Regia di Ruben Östlund vedi scheda film
Opera imperfetta ma imperdibile se si vuole fare il punto della situazione in un contesto storico e mediatico cruciale come quello che stiamo vivendo, in cui il panorama e l’essenza stessa della comunicazione (e dell’arte) audiovisiva sono mutati sensibilmente. “The square” è un film-saggio nello spirito, se non proprio nella lettera. E’ un gruppo di discussione su temi attuali che riguardano l’evo digitale, la rete, i social, l’industria culturale e il suo rapporto con la pubblicità, i rapporti di potere nel mondo dei media (che include e fagocita altri mondi, da quello dell’arte a quello della politica), le questioni inerenti alle varie minoranze e al politically correct: Ostlund snocciola in maniera ora brillante ora didascalica, ma sempre “performativa”, tutti questi “hashtag”, per articolare un discorso più alto, urgente e filosofico al contempo, sul concetto di responsabilità, sull’obbligo morale dell’artista (ma anche di tutti gli altri comunicatori, di tutti gli attori mediali) di intervenire nella realtà per aiutare chi ne ha bisogno.

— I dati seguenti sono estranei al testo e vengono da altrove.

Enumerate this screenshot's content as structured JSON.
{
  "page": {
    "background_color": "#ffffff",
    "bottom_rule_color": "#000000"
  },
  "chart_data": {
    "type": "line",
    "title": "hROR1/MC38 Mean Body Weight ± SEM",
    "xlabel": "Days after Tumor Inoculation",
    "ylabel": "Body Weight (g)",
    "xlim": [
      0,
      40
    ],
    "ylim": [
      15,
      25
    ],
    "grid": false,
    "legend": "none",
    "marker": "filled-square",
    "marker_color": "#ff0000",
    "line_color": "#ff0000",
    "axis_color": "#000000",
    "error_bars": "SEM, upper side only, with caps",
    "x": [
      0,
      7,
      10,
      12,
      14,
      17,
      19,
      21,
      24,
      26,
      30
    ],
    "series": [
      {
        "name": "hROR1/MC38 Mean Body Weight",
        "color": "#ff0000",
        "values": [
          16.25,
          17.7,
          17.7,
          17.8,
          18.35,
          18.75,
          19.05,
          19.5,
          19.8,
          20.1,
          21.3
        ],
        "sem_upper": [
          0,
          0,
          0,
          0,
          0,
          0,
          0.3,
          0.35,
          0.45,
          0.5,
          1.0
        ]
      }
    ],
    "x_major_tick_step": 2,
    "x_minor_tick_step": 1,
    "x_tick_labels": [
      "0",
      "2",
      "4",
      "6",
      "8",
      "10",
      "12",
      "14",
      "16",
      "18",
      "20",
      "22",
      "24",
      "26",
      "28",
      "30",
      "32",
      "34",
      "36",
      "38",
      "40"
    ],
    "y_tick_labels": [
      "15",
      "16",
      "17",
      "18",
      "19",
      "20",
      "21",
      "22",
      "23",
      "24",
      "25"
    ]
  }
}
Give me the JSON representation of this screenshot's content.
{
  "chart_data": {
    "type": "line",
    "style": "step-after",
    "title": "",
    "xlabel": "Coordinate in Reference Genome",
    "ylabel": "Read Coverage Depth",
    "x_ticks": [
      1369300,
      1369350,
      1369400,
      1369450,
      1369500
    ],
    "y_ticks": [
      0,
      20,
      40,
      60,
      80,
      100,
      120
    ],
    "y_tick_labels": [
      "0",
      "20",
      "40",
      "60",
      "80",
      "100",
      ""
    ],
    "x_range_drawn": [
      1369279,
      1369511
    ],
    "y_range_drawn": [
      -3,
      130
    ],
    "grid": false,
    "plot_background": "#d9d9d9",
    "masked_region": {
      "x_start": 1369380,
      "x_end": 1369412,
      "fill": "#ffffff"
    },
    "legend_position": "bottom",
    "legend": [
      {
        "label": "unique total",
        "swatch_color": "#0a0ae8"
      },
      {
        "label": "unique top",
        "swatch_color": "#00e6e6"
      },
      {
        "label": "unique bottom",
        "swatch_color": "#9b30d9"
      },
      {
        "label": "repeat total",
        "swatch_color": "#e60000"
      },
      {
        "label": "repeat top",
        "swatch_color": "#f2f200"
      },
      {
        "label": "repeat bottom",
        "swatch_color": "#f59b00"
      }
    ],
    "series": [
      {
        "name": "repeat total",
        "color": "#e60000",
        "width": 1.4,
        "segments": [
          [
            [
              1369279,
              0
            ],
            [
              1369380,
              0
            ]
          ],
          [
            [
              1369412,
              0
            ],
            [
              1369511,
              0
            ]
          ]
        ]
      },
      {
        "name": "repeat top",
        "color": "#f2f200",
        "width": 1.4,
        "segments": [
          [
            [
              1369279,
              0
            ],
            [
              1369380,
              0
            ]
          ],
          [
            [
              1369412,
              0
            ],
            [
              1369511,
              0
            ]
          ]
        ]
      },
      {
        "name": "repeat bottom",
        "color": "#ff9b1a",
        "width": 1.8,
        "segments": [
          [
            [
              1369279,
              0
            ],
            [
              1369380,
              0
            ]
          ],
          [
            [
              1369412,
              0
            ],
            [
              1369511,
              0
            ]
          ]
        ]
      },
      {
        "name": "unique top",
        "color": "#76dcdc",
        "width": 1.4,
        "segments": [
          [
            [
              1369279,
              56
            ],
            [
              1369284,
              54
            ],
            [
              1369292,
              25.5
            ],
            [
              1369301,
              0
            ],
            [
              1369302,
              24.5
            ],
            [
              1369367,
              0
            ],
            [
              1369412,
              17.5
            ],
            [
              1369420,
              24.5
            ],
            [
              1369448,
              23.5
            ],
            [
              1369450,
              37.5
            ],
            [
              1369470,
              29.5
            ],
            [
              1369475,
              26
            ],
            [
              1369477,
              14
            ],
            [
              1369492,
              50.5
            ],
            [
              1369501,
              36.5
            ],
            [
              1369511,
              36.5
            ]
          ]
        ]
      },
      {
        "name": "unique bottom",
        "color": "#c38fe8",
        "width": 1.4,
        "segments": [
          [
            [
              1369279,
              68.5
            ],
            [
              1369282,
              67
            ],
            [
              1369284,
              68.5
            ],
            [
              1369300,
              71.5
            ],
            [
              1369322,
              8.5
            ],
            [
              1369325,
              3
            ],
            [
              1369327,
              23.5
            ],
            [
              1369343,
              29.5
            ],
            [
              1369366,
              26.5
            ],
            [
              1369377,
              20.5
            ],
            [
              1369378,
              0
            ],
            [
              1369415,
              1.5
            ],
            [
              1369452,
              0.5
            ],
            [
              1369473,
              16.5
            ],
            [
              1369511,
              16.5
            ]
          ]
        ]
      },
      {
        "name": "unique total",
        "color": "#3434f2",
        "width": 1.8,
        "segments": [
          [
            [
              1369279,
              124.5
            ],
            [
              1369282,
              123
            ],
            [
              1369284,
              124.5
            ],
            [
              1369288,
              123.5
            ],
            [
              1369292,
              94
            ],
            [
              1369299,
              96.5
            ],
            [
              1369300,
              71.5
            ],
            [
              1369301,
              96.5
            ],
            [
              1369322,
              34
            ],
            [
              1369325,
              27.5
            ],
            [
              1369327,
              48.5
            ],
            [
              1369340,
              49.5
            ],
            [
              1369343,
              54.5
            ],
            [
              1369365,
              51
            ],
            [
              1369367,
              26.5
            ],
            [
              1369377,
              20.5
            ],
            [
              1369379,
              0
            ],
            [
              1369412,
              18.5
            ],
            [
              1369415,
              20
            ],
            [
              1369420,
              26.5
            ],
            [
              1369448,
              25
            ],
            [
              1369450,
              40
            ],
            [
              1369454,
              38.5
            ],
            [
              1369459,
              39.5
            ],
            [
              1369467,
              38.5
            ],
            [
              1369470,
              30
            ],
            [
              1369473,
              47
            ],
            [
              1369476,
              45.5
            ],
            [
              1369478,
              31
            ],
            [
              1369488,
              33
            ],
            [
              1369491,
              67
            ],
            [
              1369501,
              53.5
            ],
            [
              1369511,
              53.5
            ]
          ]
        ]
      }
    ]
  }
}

Mutuando da Haneke (maestro forse sommo del cinema europeo contemporaneo, padre di tante leve degli anni 10, a partire da quelle elleniche) la narrazione ellittica ed “amnesica”, le inquadrature asettiche, i momenti scopertamente brechtiani, la violenza che irrompe all’improvviso in varie forme (il molestatore dell’incipit, il bambino accusatore che pare venire dritto da “Cachè”, la bestia-umana Oleg), e mettendoci di suo tempi ultra-allentati per permettere al discorso teorico di dispiegarsi appieno, un sapiente utilizzo dello humour (presente anche nell’acerbo “Forza Maggiore”), ascendenze da mai sopiti furori Dogma95 (il Vinterberg di “Festen”?), ma soprattutto uno storytelling che si disfa strada facendo, interferenze acustiche e diegetiche, lunghe digressioni meta-testuali: sono tutti consapevoli portati dell’era dei social tossici, della rete onnipresente, della distrazione imperante, del rumore di fondo dal quale pare impossibile liberarsi, di una connettività ossessiva, vampiresca, tentacolare, tradotti efficacemente da Ostlund in un linguaggio filmico il più neutrale, passivo ed arrendevole possibile. C’è del didascalismo, si diceva, in varie fasi: il confronto fra Ann e Chris è una trasparente allegoria del “#metoo”; dice cose scontate (i rapporti squilibrati di potere fra uomini e donne) ma il fatto è che è coinvolgente dal punto di vista della performance cinematografica (attoriale, registica, acustica, scenografica etc…).
E qui si arriva al punto cruciale. In un’opera che pare tutto tranne che un film, nemmeno nella sua accezione piu sperimentale (il film non ha quasi nulla di originale sul piano stilistico, essendo una mera piattaforma per un discorso cross-mediale e affacciato sul presente, quando non immerso in esso), un’opera che avvince per i contenuti e non per le forme, ecco che arriva, improvvisa e apparentemente gratuita, una delle sequenze cinematografiche più belle, coinvolgenti, sconvolgenti, originali del cinema contemporaneo: la molestia della bestia umana Oleg, altro sublime “performer”, ai danni della platea di radical chic, è uno dei pochi episodi (nell’immaginario logoro, derivativo, “già visto” del cinema e della tv contemporanea) in grado di appassionare alla Settima Arte, di generare vocazioni alla regia, alla critica o alla semplice passione per il cinema. Un interminabile, intenso, straziante momento di sospensione dell’incredulità, di ipnosi spettatoriale, di ambiguità fra finzione e realtà, tra farsa e tragedia. Una sequenza, mirabilmente diretta e interpretata anche dalle comparse, che non lascia strascichi nel proseguio del film, ma che ne è la sintesi eloquente: l’Arte può eccome intervenire nel reale, ma qualcuno ne deve pagare il prezzo. Chi invece non può più intervenire nel reale è Chris: per atroce paradosso, nel mondo della rintracciabilità assoluta, dei gps, della rete a cui nessuno sfugge, le persone a cui Chris avrebbe voluto chiedere scusa (sinceramente? o solo per fare da esempio alle figliolette?) hanno cambiato casa e non sono più rintracciabili.